A Tale of Two Caps
Update: CBO has scored Boehner's legislation, showing it to reduce deficits by a total of $850 billion from 2012-2021. The discretionary caps are $1.1 trillion below CBO's March baseline over ten years, but only $840 billion below a baseline that incorporates the final CR.
House Speaker John Boehner (R-OH) and Senate Majority Leader Harry Reid (D-NV) both released "dueling" debt plans yesterday, which actually have a lot of similarities (more on that later). We will compare the broader provisions of the two proposals later here on The Bottom Line, but first, we will look at the discretionary spending caps that each proposal calls for.

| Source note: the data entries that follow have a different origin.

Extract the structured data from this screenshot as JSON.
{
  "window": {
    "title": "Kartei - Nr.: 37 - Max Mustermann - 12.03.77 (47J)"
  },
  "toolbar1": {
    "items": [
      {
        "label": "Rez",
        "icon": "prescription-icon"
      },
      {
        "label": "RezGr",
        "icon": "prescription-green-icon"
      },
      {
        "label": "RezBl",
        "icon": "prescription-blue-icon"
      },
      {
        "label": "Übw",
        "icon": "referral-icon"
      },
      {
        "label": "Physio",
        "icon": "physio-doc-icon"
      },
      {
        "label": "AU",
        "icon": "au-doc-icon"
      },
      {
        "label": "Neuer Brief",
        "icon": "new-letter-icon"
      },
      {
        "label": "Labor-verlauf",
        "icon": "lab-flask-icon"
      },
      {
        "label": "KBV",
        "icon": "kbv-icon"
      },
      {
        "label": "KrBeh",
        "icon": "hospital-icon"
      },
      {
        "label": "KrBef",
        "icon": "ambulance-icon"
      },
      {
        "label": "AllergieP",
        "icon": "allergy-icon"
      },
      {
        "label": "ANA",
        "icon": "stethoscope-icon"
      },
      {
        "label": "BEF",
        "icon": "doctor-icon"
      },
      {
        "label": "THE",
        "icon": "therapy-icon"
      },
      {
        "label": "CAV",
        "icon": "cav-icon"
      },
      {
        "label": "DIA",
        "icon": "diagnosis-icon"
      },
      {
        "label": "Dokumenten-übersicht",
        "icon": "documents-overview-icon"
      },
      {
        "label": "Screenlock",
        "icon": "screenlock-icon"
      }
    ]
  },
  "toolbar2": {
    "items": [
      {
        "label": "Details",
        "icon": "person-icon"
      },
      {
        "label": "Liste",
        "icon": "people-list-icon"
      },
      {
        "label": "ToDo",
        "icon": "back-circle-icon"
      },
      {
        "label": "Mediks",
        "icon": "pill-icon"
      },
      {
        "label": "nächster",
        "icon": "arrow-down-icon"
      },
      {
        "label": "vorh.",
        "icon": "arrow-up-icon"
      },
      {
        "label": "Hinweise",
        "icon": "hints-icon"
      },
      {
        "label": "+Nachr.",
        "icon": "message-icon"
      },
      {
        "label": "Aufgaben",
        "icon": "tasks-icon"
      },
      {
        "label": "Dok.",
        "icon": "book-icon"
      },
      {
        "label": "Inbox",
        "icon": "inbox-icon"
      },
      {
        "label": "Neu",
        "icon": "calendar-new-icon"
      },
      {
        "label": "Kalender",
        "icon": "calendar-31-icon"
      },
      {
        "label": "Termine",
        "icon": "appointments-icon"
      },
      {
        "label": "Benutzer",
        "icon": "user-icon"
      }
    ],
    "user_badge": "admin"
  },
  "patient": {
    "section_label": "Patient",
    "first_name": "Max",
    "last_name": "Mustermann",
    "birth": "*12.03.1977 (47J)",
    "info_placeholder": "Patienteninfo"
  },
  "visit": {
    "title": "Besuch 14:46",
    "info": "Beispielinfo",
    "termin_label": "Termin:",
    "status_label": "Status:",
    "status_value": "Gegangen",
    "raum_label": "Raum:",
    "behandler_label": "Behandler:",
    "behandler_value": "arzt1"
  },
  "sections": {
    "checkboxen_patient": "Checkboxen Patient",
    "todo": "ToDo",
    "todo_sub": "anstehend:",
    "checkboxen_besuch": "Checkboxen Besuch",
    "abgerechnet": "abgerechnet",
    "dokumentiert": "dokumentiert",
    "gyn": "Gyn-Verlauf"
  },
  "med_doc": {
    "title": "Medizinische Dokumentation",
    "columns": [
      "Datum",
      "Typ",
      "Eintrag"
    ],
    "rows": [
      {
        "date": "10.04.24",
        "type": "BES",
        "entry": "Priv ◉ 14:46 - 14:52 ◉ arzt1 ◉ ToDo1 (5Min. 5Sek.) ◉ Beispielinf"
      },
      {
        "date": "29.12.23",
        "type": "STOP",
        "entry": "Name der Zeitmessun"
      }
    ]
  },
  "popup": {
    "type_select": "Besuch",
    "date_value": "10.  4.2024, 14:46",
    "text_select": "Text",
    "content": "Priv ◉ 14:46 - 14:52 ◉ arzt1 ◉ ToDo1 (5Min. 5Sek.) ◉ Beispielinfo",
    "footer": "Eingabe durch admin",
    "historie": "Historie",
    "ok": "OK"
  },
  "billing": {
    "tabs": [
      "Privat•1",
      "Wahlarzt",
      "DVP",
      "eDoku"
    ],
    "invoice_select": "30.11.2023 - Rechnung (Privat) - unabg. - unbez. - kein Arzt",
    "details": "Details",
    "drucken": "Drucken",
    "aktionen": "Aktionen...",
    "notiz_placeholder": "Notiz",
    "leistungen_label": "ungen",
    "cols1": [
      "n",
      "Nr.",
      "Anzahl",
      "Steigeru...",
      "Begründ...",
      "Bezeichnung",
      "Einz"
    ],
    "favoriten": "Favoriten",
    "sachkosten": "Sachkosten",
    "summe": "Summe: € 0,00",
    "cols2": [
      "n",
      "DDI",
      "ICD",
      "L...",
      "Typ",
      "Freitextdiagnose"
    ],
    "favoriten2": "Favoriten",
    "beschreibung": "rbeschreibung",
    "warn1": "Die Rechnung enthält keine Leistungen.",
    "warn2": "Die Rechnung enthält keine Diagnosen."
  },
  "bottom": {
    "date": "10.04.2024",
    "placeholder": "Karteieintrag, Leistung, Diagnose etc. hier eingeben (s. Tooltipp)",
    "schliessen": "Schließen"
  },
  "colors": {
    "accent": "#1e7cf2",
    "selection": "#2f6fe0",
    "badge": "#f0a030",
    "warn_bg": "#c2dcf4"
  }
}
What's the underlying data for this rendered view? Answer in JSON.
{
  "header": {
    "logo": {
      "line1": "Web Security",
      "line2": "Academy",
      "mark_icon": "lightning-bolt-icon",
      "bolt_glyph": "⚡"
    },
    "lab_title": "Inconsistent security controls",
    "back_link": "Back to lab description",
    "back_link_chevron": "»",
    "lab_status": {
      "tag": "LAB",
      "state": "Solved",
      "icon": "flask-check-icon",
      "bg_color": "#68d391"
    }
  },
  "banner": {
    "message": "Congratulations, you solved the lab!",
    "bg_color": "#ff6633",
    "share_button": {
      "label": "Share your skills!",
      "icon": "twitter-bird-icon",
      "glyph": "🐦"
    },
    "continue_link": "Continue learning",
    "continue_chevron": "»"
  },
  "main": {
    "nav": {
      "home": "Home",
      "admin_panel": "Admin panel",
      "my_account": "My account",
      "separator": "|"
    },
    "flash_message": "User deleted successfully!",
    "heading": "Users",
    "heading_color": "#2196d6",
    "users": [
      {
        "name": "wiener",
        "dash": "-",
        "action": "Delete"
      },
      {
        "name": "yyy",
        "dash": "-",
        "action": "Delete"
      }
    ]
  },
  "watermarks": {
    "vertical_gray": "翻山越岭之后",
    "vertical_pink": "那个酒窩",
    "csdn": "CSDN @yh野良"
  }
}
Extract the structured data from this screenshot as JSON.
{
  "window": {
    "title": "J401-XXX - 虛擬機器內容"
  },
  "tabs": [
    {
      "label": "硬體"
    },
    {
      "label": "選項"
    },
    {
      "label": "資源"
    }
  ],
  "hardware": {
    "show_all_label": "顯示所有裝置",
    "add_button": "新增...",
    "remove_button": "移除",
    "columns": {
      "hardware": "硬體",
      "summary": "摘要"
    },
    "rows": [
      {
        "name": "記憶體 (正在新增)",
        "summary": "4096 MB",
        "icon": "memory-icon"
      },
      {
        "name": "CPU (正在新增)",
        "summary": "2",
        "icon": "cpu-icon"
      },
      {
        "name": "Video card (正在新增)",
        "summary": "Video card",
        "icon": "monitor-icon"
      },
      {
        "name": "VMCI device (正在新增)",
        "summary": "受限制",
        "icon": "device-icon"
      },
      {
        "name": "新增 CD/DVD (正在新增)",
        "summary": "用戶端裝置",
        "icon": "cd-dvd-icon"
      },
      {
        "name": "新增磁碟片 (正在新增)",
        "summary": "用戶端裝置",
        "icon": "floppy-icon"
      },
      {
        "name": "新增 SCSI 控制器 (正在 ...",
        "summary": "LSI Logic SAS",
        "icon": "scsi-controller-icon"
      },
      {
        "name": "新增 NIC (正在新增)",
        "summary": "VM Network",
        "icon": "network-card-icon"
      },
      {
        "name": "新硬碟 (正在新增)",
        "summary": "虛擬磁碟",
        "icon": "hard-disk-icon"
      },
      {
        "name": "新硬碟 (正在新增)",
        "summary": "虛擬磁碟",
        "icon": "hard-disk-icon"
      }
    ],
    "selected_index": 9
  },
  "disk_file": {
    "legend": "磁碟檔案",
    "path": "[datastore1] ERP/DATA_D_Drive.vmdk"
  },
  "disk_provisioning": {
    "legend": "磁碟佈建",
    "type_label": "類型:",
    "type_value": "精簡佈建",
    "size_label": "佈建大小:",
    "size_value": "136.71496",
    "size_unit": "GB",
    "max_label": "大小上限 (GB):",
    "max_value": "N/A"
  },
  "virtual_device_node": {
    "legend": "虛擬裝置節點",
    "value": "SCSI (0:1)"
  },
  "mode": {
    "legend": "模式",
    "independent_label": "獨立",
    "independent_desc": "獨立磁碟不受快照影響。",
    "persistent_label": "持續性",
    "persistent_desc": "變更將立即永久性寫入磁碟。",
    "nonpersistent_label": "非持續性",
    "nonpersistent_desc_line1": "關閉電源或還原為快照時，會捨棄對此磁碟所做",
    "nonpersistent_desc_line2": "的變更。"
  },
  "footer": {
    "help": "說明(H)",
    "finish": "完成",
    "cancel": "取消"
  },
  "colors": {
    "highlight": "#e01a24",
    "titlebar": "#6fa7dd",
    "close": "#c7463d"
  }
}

Just like other parts of their plan, these caps are very similar, reflecting a supposed agreement that was made in this area. Both plans have around $1.045 trillion in budget authority for 2012, about a $20 billion drop from this year's spending levels. After remaining roughly frozen for 2013, the caps grow with inflation thereafter. Overall, by their estimates, the caps would save $1.2 trillion over ten years. The numbers are not exactly the same, because it appears Boehner could be relying on the CPI while Reid uses the GDP deflator to adjust the caps after 2014 (the CPI is estimated to grow slightly faster during those years).
The graph below compares Boehner and Reid's caps, along with the Fiscal Commission's discretionary caps and the CBO March baseline.
While the discretionary caps are overall quite similar in their amounts, there are a few technical differences between the two sets of caps. In Boehner's caps, separate limits for defense and nondefense spending apply for 2012 and 2013, although they are given as ranges--$535-$569 billion for defense in 2012, $537-$571 billion in 2013--not exact numbers. Reid's caps provide these limits, but for security and nonsecurity spending (defense plus veterans spending) and he gives exact numbers instead of ranges.
Still, the technical differences are vastly overshadowed by the great similarities. It seems that there is agreement on the level of discretionary spending cuts. That's a start to getting an overall deficit reduction agreement tied to a debt ceiling increase.